Vielleicht bedarf es mehrerlei, wenn es um die Beurteilung und den Umgang mit der Alpha geht. Der Datenbestand von Alpha muss wachsen und es muss deutlicher kommuniziert werden, was die Sache denn nun kann und nicht kann. Den Weg und die Form der Darstellung finde ich erfrischend gelungen.

Im Moment muss ich sagen, ist sie für mich in gewisser Weise faszinierend, die Alpha, parallel aber auch nicht wirklich wichtig. Ich bin auch bei Google niemand, der nur einen Link öffnet. Ich schau mir das alles an und bilde mir dann mein eigenes gedankliches Modell der Sache. Dann zumindest, wenn es um Wissen geht.

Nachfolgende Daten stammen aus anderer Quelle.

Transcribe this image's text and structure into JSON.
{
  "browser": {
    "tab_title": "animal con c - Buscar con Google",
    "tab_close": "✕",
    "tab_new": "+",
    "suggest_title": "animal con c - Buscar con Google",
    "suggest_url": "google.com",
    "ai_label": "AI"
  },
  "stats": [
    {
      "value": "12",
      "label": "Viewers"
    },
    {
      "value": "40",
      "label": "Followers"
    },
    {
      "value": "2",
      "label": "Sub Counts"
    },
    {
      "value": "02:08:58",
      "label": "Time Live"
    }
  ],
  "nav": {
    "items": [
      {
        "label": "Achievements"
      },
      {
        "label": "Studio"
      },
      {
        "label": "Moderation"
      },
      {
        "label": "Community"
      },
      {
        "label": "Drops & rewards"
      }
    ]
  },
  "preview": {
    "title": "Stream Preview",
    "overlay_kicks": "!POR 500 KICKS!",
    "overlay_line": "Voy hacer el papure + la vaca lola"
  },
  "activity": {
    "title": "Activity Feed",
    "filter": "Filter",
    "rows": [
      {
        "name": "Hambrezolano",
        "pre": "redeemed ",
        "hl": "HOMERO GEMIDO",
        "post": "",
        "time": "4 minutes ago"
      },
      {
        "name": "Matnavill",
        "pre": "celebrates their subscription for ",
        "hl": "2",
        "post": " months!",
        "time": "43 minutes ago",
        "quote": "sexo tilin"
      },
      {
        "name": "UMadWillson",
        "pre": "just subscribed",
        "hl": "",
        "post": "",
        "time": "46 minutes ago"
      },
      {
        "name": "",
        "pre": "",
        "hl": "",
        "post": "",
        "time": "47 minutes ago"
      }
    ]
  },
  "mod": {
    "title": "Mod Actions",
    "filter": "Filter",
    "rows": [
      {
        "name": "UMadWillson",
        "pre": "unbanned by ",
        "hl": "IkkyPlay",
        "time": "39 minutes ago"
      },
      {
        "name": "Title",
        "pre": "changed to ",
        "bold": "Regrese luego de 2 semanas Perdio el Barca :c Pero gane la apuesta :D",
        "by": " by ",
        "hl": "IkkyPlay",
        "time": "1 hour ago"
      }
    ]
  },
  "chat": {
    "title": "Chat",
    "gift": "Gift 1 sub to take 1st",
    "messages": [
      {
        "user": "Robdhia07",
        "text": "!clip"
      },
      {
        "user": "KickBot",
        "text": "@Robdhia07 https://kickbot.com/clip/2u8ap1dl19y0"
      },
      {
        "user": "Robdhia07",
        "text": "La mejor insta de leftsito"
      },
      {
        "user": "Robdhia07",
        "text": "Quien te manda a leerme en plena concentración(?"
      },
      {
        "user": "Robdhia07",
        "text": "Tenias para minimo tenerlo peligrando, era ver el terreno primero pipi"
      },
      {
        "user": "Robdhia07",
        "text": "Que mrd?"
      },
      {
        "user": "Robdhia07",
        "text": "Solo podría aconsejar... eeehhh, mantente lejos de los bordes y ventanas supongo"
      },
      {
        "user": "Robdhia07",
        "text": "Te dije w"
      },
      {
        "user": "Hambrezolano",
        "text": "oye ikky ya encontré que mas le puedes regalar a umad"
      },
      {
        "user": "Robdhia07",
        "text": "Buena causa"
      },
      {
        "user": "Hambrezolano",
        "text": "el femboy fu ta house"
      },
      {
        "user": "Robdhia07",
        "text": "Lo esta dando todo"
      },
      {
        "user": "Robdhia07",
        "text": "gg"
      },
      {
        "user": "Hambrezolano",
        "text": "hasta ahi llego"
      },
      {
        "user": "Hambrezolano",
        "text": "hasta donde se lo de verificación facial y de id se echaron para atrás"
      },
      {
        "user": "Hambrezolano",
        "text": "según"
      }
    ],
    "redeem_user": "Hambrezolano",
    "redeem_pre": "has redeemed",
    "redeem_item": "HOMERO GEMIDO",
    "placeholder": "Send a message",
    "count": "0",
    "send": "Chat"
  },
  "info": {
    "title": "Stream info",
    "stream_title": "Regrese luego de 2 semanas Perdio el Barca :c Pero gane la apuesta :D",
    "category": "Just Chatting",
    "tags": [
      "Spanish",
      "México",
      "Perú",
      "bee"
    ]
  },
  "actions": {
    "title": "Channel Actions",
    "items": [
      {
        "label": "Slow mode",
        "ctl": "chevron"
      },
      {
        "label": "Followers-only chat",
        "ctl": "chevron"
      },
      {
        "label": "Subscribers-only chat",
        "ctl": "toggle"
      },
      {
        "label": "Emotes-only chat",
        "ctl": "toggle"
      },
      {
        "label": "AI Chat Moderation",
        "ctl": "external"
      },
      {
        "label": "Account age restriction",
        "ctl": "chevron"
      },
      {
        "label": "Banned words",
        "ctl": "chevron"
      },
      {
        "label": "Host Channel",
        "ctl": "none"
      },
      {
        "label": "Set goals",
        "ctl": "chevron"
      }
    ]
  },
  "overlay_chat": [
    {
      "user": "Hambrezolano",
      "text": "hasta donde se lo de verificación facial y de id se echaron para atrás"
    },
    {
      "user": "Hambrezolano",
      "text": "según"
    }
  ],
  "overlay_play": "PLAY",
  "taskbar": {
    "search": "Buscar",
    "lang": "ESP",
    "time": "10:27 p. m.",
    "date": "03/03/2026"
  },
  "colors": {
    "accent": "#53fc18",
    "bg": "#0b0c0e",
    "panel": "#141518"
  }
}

Eine andere Sache spielt da übrigens auch noch rein. Information ist das eine. Da bieten uns Google und Freunde schon eine Menge, um nicht zu sagen, gelegentlich zu viel. Bisher ist es ein intellektueller Prozess, aus Information Wissen zu generieren. Auch ist Wissen im Gegensatz zu Information etwas Subjektives. Ob dieser intellektuelle Prozess jemals von einer Maschine abgebildet werden kann, halte ich für fraglich. Vielleicht auch nicht unbedingt für wünschenswert…

Information, Wissen, Semantik damit also Konzepte des Webs, manches ausgereifter als das andere und alles in allem sicherlich “die Zukunft”. Hier stehen wir noch gewaltig am Anfang, auch Alpha. Schade, dass manche von Stephen Wolfram formulierten Ziele nicht ein wenig mehr Understatement rübermommen. kümmert sich einstweilen um ein Goethe Denkmal in Frankfurt an der Oder…

Update: Gerade erst gelesen. Zu einer ähnlichen Einschätzung kommt auch Herr Drösser in der .

 

2 Antworten zum Beitrag “W wie Wissen, A wie Alpha”

  1. am 22 Mai 09 um 08:37 meint

    f

    schick deinen kommentar an die einschlägigen zeitschriften. er ist besser als alles was der publizistenmob bisher entworfen hat.

  2. am 22 Mai 09 um 10:48 meint

    Anne-Kathrin

    Danke für das Kompliment, schön, dass er dir gefällt, mein Artikel… Wir könnten das sicher weiterführen ;-)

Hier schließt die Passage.